Ongoing Research on Diagnosis and Treatment

Ongoing research is currently attempting to define the role of neutrophils in Alzheimer’s disease much more precisely—particularly with regard to diagnosis and potential therapeutic approaches. Dr. Ramos-Cejudo and his team at the VIDA Laboratory (Laboratory for Vascular and Immunological Dysfunction in Aging and Alzheimer’s) are pursuing an integrative approach: They combine immunological measurements of neutrophil activity with modern brain imaging techniques such as positron emission tomography (PET) and diffusion magnetic resonance imaging, as well as detailed cognitive tests. The goal is to establish connections between inflammatory processes, structural changes in the brain, and actual cognitive decline. A particularly interesting aspect of this research is the question of whether neutrophils merely function as biomarkers—that is, as measurable indicators of disease processes already underway—or whether they actively contribute to deterioration. Should the latter be confirmed, they could become an attractive target for new therapies, such as drugs that regulate their activity or limit their harmful effects in the brain.

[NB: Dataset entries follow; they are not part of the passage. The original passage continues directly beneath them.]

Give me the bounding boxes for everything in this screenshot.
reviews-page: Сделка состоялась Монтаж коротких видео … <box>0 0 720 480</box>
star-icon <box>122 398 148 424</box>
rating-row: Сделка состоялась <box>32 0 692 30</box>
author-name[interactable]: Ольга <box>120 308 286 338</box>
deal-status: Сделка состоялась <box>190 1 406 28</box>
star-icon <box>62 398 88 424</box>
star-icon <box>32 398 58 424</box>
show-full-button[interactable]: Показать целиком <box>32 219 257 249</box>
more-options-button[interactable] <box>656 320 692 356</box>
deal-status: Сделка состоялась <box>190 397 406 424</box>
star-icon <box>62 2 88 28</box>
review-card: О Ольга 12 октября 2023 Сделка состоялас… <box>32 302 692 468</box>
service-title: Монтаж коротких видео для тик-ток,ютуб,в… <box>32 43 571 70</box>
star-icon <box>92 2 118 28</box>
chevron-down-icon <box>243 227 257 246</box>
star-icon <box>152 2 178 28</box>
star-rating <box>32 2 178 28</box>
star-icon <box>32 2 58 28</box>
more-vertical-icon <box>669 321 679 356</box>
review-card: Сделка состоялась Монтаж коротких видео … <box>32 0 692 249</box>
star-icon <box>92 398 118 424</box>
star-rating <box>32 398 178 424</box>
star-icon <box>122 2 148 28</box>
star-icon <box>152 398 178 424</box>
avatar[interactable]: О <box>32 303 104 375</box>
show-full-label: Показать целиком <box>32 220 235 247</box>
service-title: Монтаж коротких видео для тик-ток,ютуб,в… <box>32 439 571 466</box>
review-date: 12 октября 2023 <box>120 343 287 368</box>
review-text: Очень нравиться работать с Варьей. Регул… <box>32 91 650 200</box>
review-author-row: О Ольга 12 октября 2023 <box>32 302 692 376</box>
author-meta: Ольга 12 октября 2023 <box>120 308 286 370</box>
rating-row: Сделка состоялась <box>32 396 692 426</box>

At the same time, the so-called neutrophil-to-lymphocyte ratio (NLR) is gaining importance. This ratio, which can be determined relatively easily from blood samples, could establish itself as a cost-effective and easily accessible diagnostic tool. Initial evidence suggests that an altered NLR may be associated with an increased risk of neurodegenerative diseases. In the future, it could therefore help identify individuals at increased risk early on—possibly long before clinically recognizable symptoms appear. This would open the door to early interventions, whether through lifestyle measures or targeted medical therapies. Nevertheless, caution is still warranted here: The results so far are promising, but not yet sufficient to derive clear clinical recommendations. Larger, long-term studies are needed to clarify how reliable these markers actually are and whether interventions targeting neutrophil function can measurably improve disease progression.